The safe use of motorcycle and the safety of riders against any type of road accident are dependent on many different factors which may fall within the responsibility of the riders themselves, of another vehicle’s driver, the motorcycle manufacturer or those in charge of keeping roads and highways free of any driving hazards. Some specific examples of these, as mentioned on the website of Habush Habush & Rottier S.C. ®, include defective roads, motorcycle defects or malfunctions, negligent or reckless drivers, intoxicated motorists, distracted drivers, and aggressive driving.

In 2013, the National Highway Traffic Safety Administration (NHTSA) recorded 4,986 fatal motorcycle accidents and another 88,000 mishaps that resulted to injuries. Due to the lack of protection that would shield a rider’s body from the force of an impact during collision, the likelihood of death for motorcyclists is 35% higher than drivers of cars and most of these deaths are due to head injury, which is actually the number one cause of death in motorcycle crashes.

While many motorcycle accidents are due to the rider crashing into fixed objects, many more involve another vehicle, especially one that is turning left without first checking for a possible approaching motorcycle.

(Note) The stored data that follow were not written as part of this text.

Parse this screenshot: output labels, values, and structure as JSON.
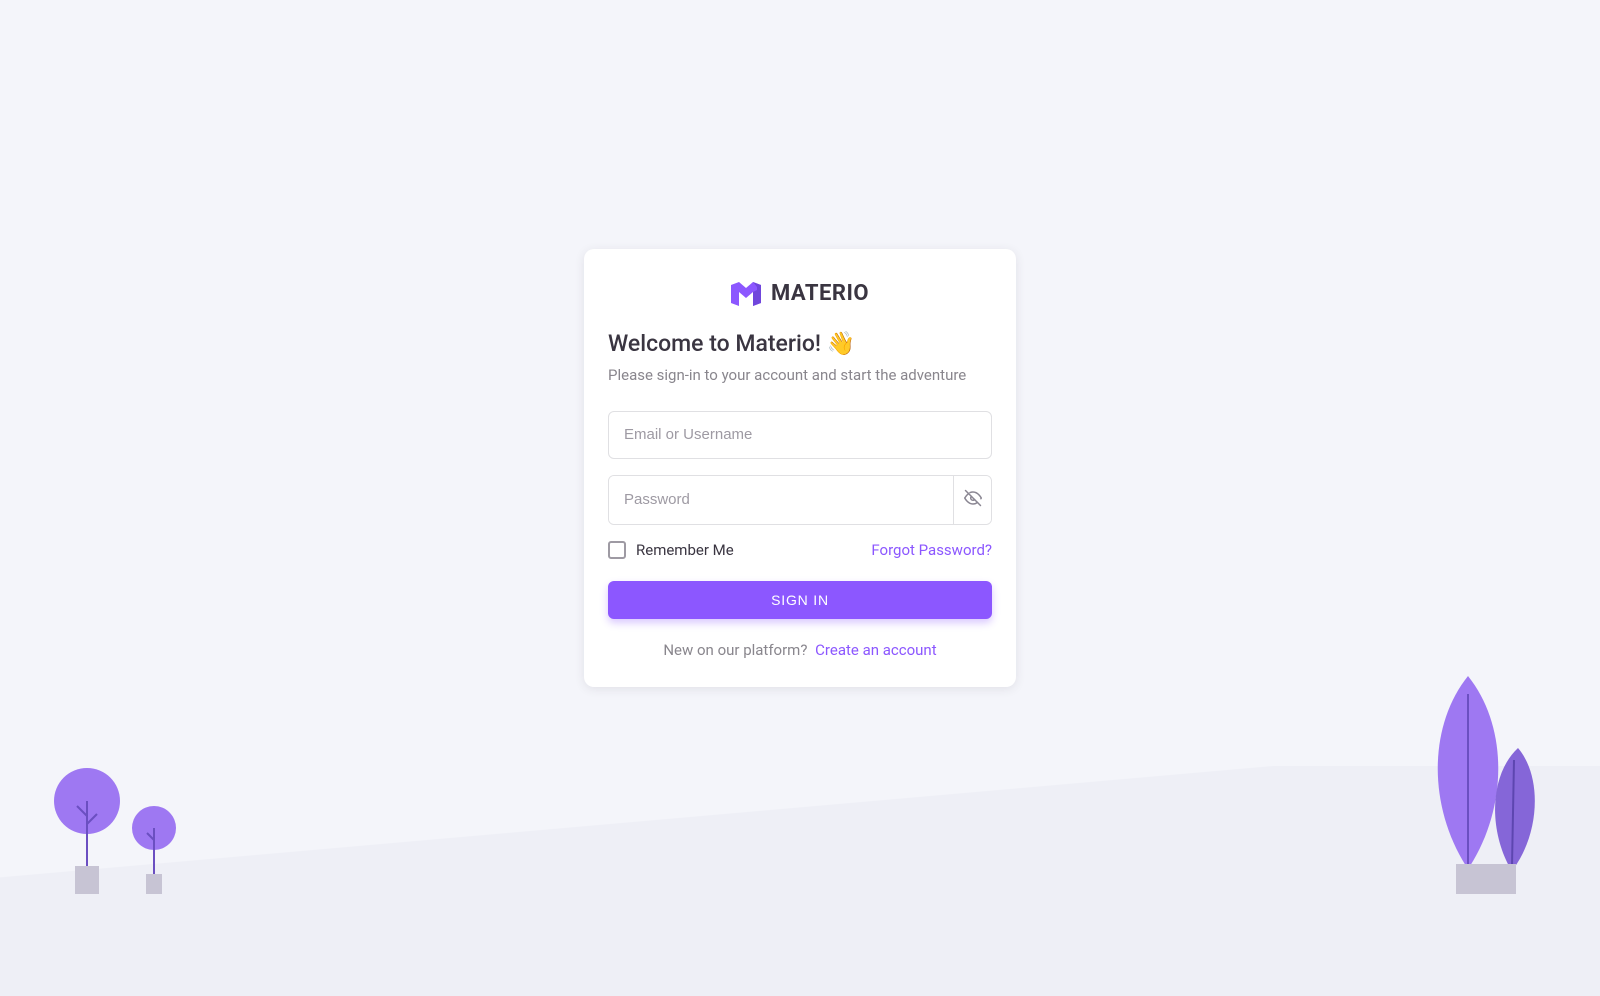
{
  "brand": {
    "name": "Materio"
  },
  "headings": {
    "title": "Welcome to Materio! 👋",
    "subtitle": "Please sign-in to your account and start the adventure"
  },
  "fields": {
    "email": {
      "placeholder": "Email or Username",
      "value": ""
    },
    "password": {
      "placeholder": "Password",
      "value": ""
    }
  },
  "remember": {
    "label": "Remember Me",
    "checked": false
  },
  "links": {
    "forgot": "Forgot Password?",
    "create": "Create an account"
  },
  "buttons": {
    "signin": "Sign In"
  },
  "footer": {
    "prompt": "New on our platform?"
  },
  "colors": {
    "primary": "#8c57ff",
    "text": "#3a3541",
    "muted": "#89868D",
    "border": "#e0e0e3",
    "page_bg": "#f4f5fa",
    "card_bg": "#ffffff"
  }
}
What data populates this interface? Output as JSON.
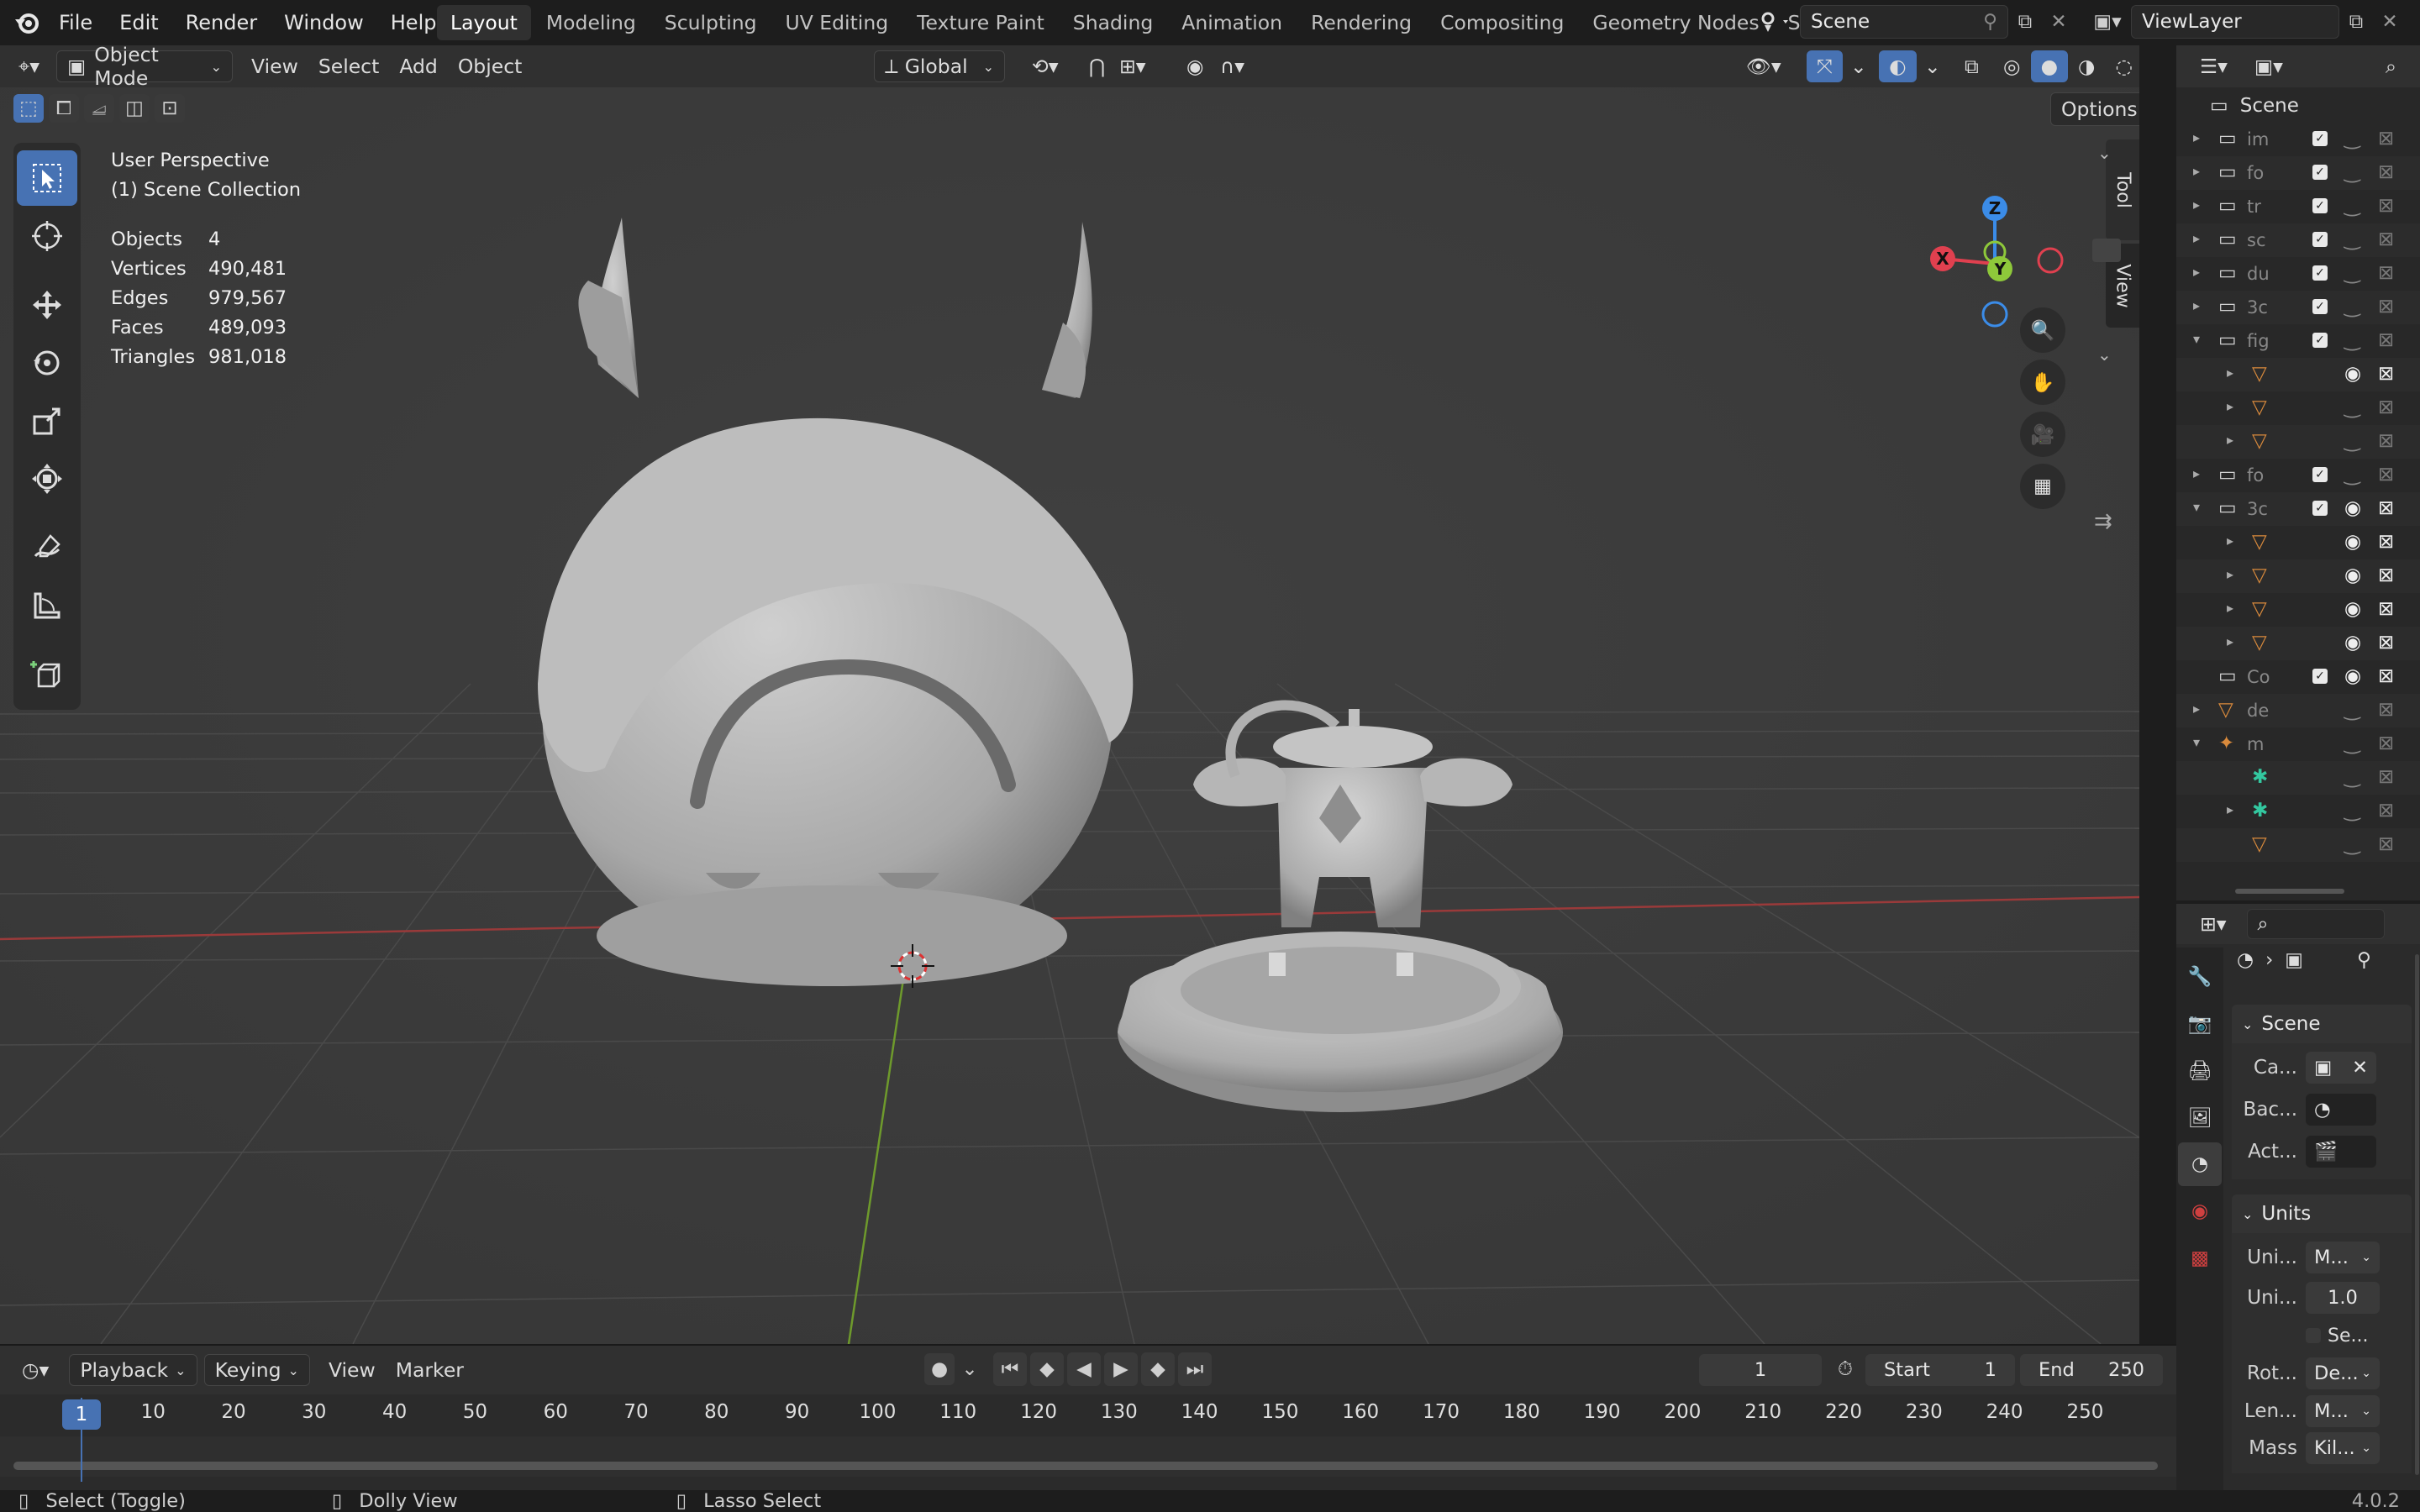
{
  "topbar": {
    "menus": [
      "File",
      "Edit",
      "Render",
      "Window",
      "Help"
    ],
    "workspaces": [
      "Layout",
      "Modeling",
      "Sculpting",
      "UV Editing",
      "Texture Paint",
      "Shading",
      "Animation",
      "Rendering",
      "Compositing",
      "Geometry Nodes",
      "S"
    ],
    "active_workspace": "Layout",
    "scene": "Scene",
    "view_layer": "ViewLayer"
  },
  "viewport_header": {
    "mode": "Object Mode",
    "menus": [
      "View",
      "Select",
      "Add",
      "Object"
    ],
    "orientation": "Global",
    "options_label": "Options"
  },
  "overlay": {
    "perspective": "User Perspective",
    "collection": "(1) Scene Collection",
    "stats": [
      {
        "label": "Objects",
        "value": "4"
      },
      {
        "label": "Vertices",
        "value": "490,481"
      },
      {
        "label": "Edges",
        "value": "979,567"
      },
      {
        "label": "Faces",
        "value": "489,093"
      },
      {
        "label": "Triangles",
        "value": "981,018"
      }
    ]
  },
  "gizmo": {
    "x": "X",
    "y": "Y",
    "z": "Z"
  },
  "sidebar_tabs": [
    "Tool",
    "View"
  ],
  "timeline": {
    "menus": [
      "Playback",
      "Keying",
      "View",
      "Marker"
    ],
    "current_frame": "1",
    "start_label": "Start",
    "start": "1",
    "end_label": "End",
    "end": "250",
    "frame_ticks": [
      "10",
      "20",
      "30",
      "40",
      "50",
      "60",
      "70",
      "80",
      "90",
      "100",
      "110",
      "120",
      "130",
      "140",
      "150",
      "160",
      "170",
      "180",
      "190",
      "200",
      "210",
      "220",
      "230",
      "240",
      "250"
    ],
    "playhead": "1"
  },
  "statusbar": {
    "hint1": "Select (Toggle)",
    "hint2": "Dolly View",
    "hint3": "Lasso Select",
    "version": "4.0.2"
  },
  "outliner": {
    "root": "Scene",
    "rows": [
      {
        "name": "im",
        "type": "collection"
      },
      {
        "name": "fo",
        "type": "collection"
      },
      {
        "name": "tr",
        "type": "collection"
      },
      {
        "name": "sc",
        "type": "collection"
      },
      {
        "name": "du",
        "type": "collection"
      },
      {
        "name": "3c",
        "type": "collection"
      },
      {
        "name": "fig",
        "type": "collection"
      },
      {
        "name": "",
        "type": "mesh"
      },
      {
        "name": "",
        "type": "mesh"
      },
      {
        "name": "",
        "type": "mesh"
      },
      {
        "name": "fo",
        "type": "collection"
      },
      {
        "name": "3c",
        "type": "collection"
      },
      {
        "name": "",
        "type": "mesh"
      },
      {
        "name": "",
        "type": "mesh"
      },
      {
        "name": "",
        "type": "mesh"
      },
      {
        "name": "",
        "type": "mesh"
      },
      {
        "name": "Co",
        "type": "collection"
      },
      {
        "name": "de",
        "type": "mesh"
      },
      {
        "name": "m",
        "type": "armature"
      },
      {
        "name": "",
        "type": "pose"
      },
      {
        "name": "",
        "type": "pose"
      },
      {
        "name": "",
        "type": "mesh"
      }
    ]
  },
  "properties": {
    "scene_panel": "Scene",
    "camera_label": "Ca...",
    "background_label": "Bac...",
    "active_clip_label": "Act...",
    "units_panel": "Units",
    "unit_system_label": "Uni...",
    "unit_system_value": "M...",
    "unit_scale_label": "Uni...",
    "unit_scale_value": "1.0",
    "separate_label": "Se...",
    "rotation_label": "Rot...",
    "rotation_value": "De...",
    "length_label": "Len...",
    "length_value": "M...",
    "mass_label": "Mass",
    "mass_value": "Kil..."
  },
  "colors": {
    "accent": "#4772b3",
    "x_axis": "#e0404f",
    "y_axis": "#8ec83a",
    "z_axis": "#3b8ce8",
    "mesh_orange": "#d98a3c"
  }
}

An injury resulting from any type of accident that happens due to another person’s negligence, such as getting a concussion, is called personal injury and, as stated on the website of the Chris Mayo Law Firm, the National Center for Health Statistics records about 31 million people sustaining this type of injury every year.

According to the website of the Mokaram Law Firm, seeking the help of legal experts is often an absolute necessity for victims of accidents as this will help ensure that the victim will know and understand his/her legal rights and options, as well as have a strong representation if ever he/she opts to file a civil lawsuit in court.